Biophotonics trailblazers drive mobile health
The ability of low-cost photonics to enable point-of-care systems is part of the mobile health market, which Lux Research says is forecast to grow 8X in the next decade—from $5.1 billion in 2013 to $41.8 billion in 2023.
The ability of low-cost photonics to enable point-of-care systems is part of the mobile health market, which Lux Research (Boston, MA) says is forecast to grow 8X in the next decade—from $5.1 billion in 2013 to $41.8 billion in 2023. Lux notes that once clinical devices clear regulatory hurdles and gain acceptance of physicians, they will far surpass consumer-focused counterparts.
The report also quantifies a sharp rise in venture funding for mobile health devices, to $480 million in 2013, and says that large electronics and medical device companies are starting to make acquisitions in this arena.
As Dennis Matthews, director of the National Science Foundation’s Center for Biophotonics Science and Technology (University of California at Davis), stated at the 2014 Lasers & Photonics Marketplace Seminar, even a cell phone can be a powerful biophotonics device.

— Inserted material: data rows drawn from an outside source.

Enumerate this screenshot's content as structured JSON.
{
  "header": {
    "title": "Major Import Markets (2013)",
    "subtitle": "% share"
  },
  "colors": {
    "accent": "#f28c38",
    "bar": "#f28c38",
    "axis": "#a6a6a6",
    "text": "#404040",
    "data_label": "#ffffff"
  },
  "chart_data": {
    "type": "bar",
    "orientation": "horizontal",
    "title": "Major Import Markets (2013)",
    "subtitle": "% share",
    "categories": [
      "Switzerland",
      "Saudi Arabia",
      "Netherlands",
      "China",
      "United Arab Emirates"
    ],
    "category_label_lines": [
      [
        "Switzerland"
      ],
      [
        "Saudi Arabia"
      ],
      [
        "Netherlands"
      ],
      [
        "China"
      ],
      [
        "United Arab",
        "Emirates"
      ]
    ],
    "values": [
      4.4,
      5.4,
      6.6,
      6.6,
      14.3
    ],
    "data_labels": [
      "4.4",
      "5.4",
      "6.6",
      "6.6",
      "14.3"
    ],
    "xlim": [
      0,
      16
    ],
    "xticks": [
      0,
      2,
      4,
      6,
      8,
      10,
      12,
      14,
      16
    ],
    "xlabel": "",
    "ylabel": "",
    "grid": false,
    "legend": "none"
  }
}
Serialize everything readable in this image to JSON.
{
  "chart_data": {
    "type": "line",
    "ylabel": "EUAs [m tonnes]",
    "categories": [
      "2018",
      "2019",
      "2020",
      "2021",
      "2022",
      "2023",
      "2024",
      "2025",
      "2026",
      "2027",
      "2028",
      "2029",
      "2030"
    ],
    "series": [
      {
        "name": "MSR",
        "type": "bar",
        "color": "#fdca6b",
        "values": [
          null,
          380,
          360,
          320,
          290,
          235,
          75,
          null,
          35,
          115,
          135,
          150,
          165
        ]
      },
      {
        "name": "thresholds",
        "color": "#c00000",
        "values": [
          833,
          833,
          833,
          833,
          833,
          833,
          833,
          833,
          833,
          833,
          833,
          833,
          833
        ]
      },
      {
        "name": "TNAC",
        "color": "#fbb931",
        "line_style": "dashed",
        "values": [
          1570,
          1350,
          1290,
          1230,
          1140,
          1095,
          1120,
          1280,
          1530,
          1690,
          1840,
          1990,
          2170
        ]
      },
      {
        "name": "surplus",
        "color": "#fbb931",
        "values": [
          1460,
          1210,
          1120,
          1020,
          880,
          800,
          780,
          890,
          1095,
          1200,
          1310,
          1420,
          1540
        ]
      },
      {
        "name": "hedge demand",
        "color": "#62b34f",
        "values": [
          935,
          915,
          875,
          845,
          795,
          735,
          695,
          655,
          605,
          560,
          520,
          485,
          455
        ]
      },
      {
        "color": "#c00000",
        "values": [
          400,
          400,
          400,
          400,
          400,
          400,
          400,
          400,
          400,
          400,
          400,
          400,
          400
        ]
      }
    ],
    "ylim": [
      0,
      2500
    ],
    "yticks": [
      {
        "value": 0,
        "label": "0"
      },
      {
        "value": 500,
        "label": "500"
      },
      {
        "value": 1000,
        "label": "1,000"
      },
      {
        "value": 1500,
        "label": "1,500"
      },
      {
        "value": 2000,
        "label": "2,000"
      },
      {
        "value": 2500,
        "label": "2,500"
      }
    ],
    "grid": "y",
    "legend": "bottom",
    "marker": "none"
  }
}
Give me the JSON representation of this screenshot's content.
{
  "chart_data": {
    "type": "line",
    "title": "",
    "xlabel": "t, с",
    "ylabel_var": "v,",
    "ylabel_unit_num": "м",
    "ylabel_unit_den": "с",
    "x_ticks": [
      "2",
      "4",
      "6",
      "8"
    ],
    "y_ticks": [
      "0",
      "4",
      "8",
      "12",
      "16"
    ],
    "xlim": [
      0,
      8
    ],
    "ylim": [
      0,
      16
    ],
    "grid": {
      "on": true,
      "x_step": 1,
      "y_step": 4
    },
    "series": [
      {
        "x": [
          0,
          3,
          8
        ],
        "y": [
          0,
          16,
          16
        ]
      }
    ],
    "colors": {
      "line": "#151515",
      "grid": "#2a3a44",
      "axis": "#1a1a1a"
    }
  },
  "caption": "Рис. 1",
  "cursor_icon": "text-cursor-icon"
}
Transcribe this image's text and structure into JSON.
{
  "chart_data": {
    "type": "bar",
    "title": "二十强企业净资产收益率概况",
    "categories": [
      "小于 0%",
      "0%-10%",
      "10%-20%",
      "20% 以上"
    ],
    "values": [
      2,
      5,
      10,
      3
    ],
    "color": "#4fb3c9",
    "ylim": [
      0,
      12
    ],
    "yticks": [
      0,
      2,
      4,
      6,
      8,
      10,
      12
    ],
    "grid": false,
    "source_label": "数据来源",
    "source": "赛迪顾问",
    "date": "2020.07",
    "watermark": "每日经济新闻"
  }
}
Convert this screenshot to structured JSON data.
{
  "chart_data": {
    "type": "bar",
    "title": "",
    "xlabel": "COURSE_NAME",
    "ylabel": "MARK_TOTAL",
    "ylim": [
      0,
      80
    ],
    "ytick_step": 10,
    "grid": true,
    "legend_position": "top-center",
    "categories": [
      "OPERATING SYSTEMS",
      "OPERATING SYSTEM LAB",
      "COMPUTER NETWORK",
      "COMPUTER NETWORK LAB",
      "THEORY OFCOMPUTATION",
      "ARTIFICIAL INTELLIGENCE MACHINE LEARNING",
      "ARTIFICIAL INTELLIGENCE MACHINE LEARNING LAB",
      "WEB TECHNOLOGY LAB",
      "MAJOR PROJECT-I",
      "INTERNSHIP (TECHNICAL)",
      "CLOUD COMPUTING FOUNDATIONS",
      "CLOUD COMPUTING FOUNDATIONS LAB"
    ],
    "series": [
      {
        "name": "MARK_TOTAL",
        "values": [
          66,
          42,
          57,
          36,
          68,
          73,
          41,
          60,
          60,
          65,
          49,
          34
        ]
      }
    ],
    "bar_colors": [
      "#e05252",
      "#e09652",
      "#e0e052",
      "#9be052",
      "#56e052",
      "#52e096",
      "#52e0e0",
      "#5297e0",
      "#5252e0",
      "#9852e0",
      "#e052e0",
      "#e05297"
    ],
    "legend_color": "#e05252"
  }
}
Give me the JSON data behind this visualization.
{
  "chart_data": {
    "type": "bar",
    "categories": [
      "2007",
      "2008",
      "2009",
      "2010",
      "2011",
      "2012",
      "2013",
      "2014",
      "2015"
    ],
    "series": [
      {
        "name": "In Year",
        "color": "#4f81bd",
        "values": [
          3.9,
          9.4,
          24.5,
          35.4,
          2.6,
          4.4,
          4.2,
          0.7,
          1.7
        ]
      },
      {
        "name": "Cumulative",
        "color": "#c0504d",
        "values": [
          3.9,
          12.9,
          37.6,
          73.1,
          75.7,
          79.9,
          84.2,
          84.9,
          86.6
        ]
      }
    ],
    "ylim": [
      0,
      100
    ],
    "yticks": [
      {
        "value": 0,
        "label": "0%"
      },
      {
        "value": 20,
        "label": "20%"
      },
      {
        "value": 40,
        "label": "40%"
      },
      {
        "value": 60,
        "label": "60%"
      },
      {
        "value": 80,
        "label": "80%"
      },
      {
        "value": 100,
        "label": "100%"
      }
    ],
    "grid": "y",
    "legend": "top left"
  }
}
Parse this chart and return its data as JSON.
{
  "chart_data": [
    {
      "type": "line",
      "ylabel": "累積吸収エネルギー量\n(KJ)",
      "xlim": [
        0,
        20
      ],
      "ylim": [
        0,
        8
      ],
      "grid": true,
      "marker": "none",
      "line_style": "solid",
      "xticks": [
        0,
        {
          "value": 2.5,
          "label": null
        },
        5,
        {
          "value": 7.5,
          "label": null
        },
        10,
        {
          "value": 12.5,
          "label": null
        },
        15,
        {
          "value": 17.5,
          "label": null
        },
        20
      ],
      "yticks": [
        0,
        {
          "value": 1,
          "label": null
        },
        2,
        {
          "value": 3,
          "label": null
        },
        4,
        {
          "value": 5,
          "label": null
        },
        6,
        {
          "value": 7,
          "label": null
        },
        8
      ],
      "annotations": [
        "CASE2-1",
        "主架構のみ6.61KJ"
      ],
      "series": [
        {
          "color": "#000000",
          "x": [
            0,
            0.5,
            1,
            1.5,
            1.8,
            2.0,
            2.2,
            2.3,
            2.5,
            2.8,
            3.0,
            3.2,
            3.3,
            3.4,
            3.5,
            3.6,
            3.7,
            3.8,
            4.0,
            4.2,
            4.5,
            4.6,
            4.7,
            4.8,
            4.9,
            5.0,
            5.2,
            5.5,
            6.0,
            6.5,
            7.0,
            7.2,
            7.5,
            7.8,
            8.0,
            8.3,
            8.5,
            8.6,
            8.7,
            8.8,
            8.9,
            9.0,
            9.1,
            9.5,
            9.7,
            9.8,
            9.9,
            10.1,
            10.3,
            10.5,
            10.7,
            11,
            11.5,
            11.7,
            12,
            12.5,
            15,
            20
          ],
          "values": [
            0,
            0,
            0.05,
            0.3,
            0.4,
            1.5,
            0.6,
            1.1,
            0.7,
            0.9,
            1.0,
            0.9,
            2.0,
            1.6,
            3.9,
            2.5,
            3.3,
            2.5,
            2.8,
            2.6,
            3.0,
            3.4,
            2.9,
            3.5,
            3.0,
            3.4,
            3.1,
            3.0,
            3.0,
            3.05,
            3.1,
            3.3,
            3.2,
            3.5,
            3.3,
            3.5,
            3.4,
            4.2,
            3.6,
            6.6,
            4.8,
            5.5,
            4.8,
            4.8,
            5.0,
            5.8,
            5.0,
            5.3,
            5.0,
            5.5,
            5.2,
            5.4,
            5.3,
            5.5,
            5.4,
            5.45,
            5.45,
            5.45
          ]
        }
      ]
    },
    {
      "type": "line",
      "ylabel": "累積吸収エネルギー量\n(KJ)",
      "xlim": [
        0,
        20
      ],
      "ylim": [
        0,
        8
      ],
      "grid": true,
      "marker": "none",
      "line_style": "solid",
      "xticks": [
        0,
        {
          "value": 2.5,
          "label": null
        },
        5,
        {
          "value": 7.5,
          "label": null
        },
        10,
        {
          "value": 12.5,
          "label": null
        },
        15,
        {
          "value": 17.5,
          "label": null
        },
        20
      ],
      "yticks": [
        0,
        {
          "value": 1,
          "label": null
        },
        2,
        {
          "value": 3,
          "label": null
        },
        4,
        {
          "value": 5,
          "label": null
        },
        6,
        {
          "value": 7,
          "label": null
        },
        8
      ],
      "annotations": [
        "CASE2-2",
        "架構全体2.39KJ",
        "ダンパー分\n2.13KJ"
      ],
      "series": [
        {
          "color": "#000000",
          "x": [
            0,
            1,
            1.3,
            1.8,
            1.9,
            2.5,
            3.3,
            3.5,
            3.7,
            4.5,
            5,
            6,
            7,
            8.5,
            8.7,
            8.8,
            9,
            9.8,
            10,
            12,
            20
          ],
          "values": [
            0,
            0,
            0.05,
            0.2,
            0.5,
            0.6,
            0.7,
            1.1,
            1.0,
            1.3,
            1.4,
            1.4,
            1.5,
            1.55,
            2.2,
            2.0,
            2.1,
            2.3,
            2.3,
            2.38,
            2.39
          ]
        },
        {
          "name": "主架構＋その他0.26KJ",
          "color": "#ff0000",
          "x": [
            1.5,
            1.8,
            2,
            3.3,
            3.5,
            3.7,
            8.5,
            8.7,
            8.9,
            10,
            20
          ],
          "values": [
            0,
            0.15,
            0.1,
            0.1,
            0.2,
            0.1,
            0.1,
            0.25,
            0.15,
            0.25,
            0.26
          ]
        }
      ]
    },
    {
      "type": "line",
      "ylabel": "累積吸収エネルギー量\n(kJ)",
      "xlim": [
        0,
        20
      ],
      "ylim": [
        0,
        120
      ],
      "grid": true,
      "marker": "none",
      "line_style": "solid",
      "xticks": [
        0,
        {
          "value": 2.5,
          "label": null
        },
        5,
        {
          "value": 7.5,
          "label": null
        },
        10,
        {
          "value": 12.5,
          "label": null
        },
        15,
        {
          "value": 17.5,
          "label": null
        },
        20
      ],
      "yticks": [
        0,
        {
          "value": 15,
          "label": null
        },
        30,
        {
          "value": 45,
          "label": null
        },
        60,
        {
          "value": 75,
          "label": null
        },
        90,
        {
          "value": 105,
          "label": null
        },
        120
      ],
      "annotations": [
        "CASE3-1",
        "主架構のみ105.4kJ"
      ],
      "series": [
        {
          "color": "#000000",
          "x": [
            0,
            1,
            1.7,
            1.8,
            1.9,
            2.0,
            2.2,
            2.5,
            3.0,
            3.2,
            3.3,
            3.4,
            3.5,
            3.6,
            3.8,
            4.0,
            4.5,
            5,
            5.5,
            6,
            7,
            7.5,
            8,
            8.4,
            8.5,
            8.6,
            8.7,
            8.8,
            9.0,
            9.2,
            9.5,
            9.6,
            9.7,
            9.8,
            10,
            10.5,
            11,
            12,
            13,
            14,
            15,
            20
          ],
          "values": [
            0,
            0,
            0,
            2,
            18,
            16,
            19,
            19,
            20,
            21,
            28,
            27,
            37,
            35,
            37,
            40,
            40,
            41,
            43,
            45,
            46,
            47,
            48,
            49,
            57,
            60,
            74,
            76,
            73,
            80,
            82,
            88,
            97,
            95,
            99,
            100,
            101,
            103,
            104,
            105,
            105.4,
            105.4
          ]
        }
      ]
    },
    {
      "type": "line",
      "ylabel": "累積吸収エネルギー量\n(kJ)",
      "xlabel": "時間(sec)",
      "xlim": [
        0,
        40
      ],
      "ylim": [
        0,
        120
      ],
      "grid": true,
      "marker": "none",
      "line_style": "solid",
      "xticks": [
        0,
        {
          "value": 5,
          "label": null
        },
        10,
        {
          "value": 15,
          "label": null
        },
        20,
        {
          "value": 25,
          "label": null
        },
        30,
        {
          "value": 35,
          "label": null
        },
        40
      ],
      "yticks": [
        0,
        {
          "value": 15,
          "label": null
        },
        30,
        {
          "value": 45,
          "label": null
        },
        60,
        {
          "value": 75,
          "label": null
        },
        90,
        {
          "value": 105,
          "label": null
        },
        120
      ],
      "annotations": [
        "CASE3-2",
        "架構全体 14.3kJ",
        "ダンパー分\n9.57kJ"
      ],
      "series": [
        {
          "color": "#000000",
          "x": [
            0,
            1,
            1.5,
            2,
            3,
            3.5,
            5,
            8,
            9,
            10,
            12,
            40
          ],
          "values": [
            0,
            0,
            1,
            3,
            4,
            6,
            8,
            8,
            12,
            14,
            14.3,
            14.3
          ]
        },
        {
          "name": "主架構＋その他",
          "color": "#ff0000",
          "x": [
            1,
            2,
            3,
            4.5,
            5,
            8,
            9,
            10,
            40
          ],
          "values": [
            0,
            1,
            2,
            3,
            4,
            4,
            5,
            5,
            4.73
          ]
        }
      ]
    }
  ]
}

One of the folks who has proven the truth of that statement again and again is UCLA Chancellor's Professor Aydogan Ozcan. Ozcan, who is also associate director of the California NanoSystems Institute, develops inexpensive, lightweight attachments that turn ordinary smartphones into devices able to detect mercury in water, malaria in blood cells, and allergens in food.
This week, Howard Hughes Medical Institute (HHMI; Chevy Chase, MD) chose to honor Ozcan among 14 other researchers nationally by naming him a 2014 HHMI Professor. The award comes with a $1 million grant to pursue high-impact, interdisciplinary research in the coming 5 years, and to effectively integrate this work with creative approaches to undergraduate education. HHMI's goal is to transform science education in the U.S. by encouraging hands-on, research-oriented, and interdisciplinary instruction; Ozcan plans to use the grant to launch a program in which undergraduates form interdisciplinary teams annually to design, build, and test novel technologies for telemedicine and global health applications.
Such efforts will be the focus of Ozcan's talk at the Strategies in Biophotonics conference in September in Boston. The event will address the important trend of affordable, mobile devices for global health in other ways as well. For instance, Nanobiosym Chairman and CEO Anita Goel will follow Robert S. Langer’s opening keynote to discuss her goal to decentralize, mobilize, and personalize medicine through new game-changing technologies. In addition, Randal Chinnock of Optimum Technologies will discuss disposable optics, a key enabling component.
It is exciting to watch as these talented pioneers work to develop and hone technologies that will surely benefit us all.